Carta enviada por la «Comunidad de Villa Baviera» a la opinión pública

DECLARACIóN PúBLICA
A NUESTROS CONCIUDADANOS EN CHILE Y EN ALEMANIA

A partir de la fuga del país de Paul Schaefer y de su posterior aprehensión por parte de las autoridades, empezó entre los habitantes de Villa Baviera un difícil y agudo proceso que ha tenido por objeto: averiguar la verdad de los hechos que sucedieron en nuestra comunidad a lo largo del tiempo; precisar cual fue la causa de tan dolorosos sucesos; alcanzar una convivencia pacífica y el perdón recíproco entre los habitantes de Villa Baviera; y trabajar por insertarnos en la normalidad y tolerancia que conforman la vida de la comunidad chilena.

Hoy los habitantes de Villa Baviera (ex Colonia Dignidad) queremos tomar posición respecto a nuestro pasado, reconocer nuestro presente y hacernos cargo de nuestro futuro. Como hechos que considerábamos rumores o calumnias resultaron ser verdaderos, creemos que ha llegado el momento de dialogar sinceramente con el mundo que nos rodea, principalmente en Chile y en Alemania, y buscar los caminos para asumir nuestras responsabilidades y trabajar por el perdón de aquellos a quienes hemos dañado u ofendido.

Por tanto, declaramos:

1. Nuestra comunidad ha existido en Chile, con su centro en Villa Baviera, en la Comuna de Parral, por más de cuatro décadas. En ese periodo realizamos muchas y buenas obras materiales y participamos en acciones de bien para nosotros y para las comunidades chilenas vecinas. Hoy sabemos que, independientemente de las buenas intenciones de la gran mayoría, también fuimos víctimas de grandes males contra de nosotros mismos, de niños nuestros y de niños ajenos, y se victimizó a personas externas con las que no teníamos ninguna vinculación y sobre las que no teníamos tampoco ningún derecho.

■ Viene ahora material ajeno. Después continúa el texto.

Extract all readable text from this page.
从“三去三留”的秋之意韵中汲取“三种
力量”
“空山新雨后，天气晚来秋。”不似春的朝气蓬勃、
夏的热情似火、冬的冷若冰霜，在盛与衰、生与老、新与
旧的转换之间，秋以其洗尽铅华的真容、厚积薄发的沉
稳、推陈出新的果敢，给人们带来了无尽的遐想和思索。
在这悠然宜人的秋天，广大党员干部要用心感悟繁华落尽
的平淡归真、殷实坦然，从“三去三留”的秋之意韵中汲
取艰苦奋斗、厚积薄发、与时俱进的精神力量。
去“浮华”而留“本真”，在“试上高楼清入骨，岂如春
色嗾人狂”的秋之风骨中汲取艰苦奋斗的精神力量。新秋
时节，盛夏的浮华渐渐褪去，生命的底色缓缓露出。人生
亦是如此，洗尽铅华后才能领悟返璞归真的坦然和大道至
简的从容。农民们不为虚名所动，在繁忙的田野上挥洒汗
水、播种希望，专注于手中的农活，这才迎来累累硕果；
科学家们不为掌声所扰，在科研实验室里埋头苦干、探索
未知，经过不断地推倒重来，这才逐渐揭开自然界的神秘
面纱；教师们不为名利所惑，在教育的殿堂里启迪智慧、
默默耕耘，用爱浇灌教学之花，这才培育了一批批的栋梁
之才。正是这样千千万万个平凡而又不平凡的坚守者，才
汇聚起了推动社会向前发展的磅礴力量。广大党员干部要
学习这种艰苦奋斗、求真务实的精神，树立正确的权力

2. Desde que nos liberamos de la dominación de Paul Schaefer, hemos comprendido que nuestra comunidad vivió su fe religiosa como secta hermética, que aceptó la transformación de la personalidad de sus miembros, con la consecuente incapacidad de tomar decisiones propias, contrarias a los designios de aquel que se erigió como único líder.

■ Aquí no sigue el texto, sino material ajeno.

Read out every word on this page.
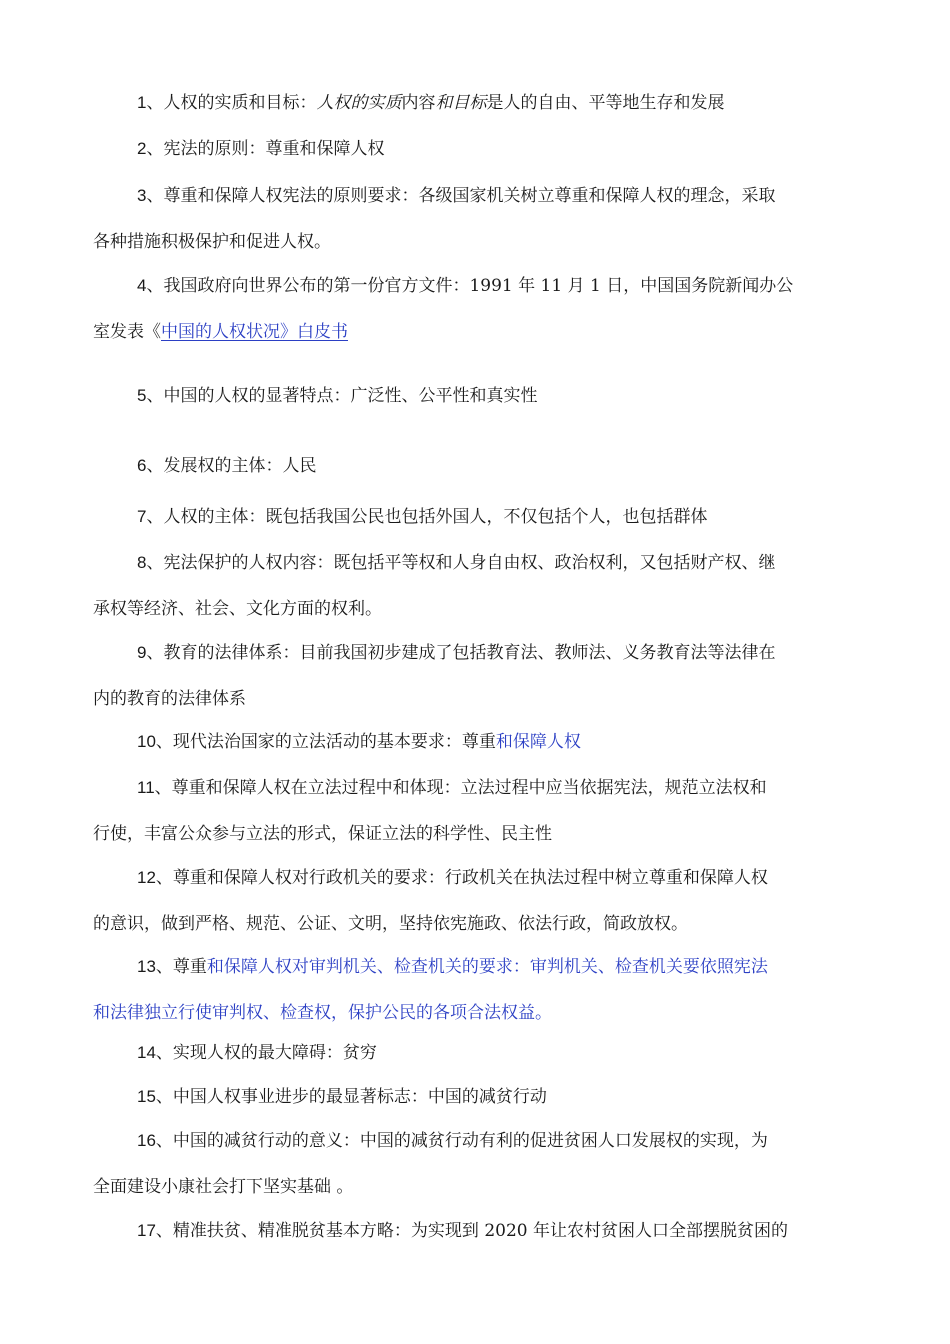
1、人权的实质和目标：人权的实质内容和目标是人的自由、平等地生存和发展

2、宪法的原则：尊重和保障人权

3、尊重和保障人权宪法的原则要求：各级国家机关树立尊重和保障人权的理念，采取
各种措施积极保护和促进人权。

4、我国政府向世界公布的第一份官方文件：1991 年 11 月 1 日，中国国务院新闻办公
室发表《中国的人权状况》白皮书

5、中国的人权的显著特点：广泛性、公平性和真实性

6、发展权的主体：人民

7、人权的主体：既包括我国公民也包括外国人，不仅包括个人，也包括群体

8、宪法保护的人权内容：既包括平等权和人身自由权、政治权利，又包括财产权、继
承权等经济、社会、文化方面的权利。

9、教育的法律体系：目前我国初步建成了包括教育法、教师法、义务教育法等法律在
内的教育的法律体系

10、现代法治国家的立法活动的基本要求：尊重和保障人权

11、尊重和保障人权在立法过程中和体现：立法过程中应当依据宪法，规范立法权和
行使，丰富公众参与立法的形式，保证立法的科学性、民主性

12、尊重和保障人权对行政机关的要求：行政机关在执法过程中树立尊重和保障人权
的意识，做到严格、规范、公证、文明，坚持依宪施政、依法行政，简政放权。

13、尊重和保障人权对审判机关、检查机关的要求：审判机关、检查机关要依照宪法
和法律独立行使审判权、检查权，保护公民的各项合法权益。

14、实现人权的最大障碍：贫穷

15、中国人权事业进步的最显著标志：中国的减贫行动

16、中国的减贫行动的意义：中国的减贫行动有利的促进贫困人口发展权的实现，为
全面建设小康社会打下坚实基础 。

17、精准扶贫、精准脱贫基本方略：为实现到 2020 年让农村贫困人口全部摆脱贫困的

3. El grupo de inmigrantes alemanes que ingresó a Chile en 1961, junto a Paul Schaefer, había vivido la guerra, sufrido la destrucción de su sociedad nacional y el aparente fracaso de muchos valores inmanentes de la humanidad. Todo ello llevó a muchos seres humamos a abrirse a la reflexión y a la fe. Entre ellos, nuestros fundadores reconocieron con sincera convicción una meta nueva en el servicio al prójimo y en la ayuda solidaria a los necesitados. Ese fue el principal sentido de su emigración, para la cual entregaron todos sus bienes.

4. Instalados y junto con las primeras construcciones, iniciamos la ayuda médica y material al campesinado de los alrededores. Las restricciones materiales y personales exigidas por la necesidad de esa construcción inicial, nos parecieron coherentes con la vocación de servicio y sacrificio. Desdichadamente, ellas favorecieron la dictadura de una sola persona quien, además, instrumentalizó nuestra religión y logró ser aceptado por todos nosotros como espiritualmente superior.

5. A poco andar y mediante la confesión de pecados únicamente ante él, Schaefer obtuvo un conocimiento exacto de cada uno de nosotros, lo que aprovechó como medio de dominación de la comunidad, aunque siempre presentó nuestra vida en común como una entrega por la causa de Dios, y nosotros así lo creímos. Además, aislándonos del mundo exterior y obligándonos a cortar relaciones con nuestras familias y parientes, pudo establecer un poder absoluto. Cualquier crítica proveniente del exterior, chileno a alemán, siempre fue rechazada como envidia, malicia o persecución por nuestra fe. Así nos convencimos de que éramos no sólo los buenos, sino que los exclusivamente correctos.

6. Todos aceptamos a Paul Schaefer en su obsesión por la pureza moral y especialmente en la protección juventud contra tentaciones sexuales. Las críticas de Schaefer contra el matrimonio crearon principalmente en la juventud la convicción de que tal institución era pecaminosa y sus obsesiones llegaron al punto en la que las mujeres encinta fueron obligadas a evitar contacto con los demás y quedar aisladas dentro o fuera del predio hasta el parto. La exageración de una moral aparentemente tan estricta fue, sin embargo, el muro de protección detrás del cual Schaefer cultivó su perversión. Entre los niños, los propios hijos, para quienes él era la única y exclusiva autoridad, eligió a sus víctimas de modo que ningún adulto tuvo conocimiento de sus abusos deshonestos. A los niños, mantenidos en total ignorancia del sexo, los obligó a no contar a nadie lo que les sucedía, ni entendieron lo que Schaefer les hacía, confundiendo sus perversiones con muestras de especial cariño de parte de ese ídolo en que él se había constituido.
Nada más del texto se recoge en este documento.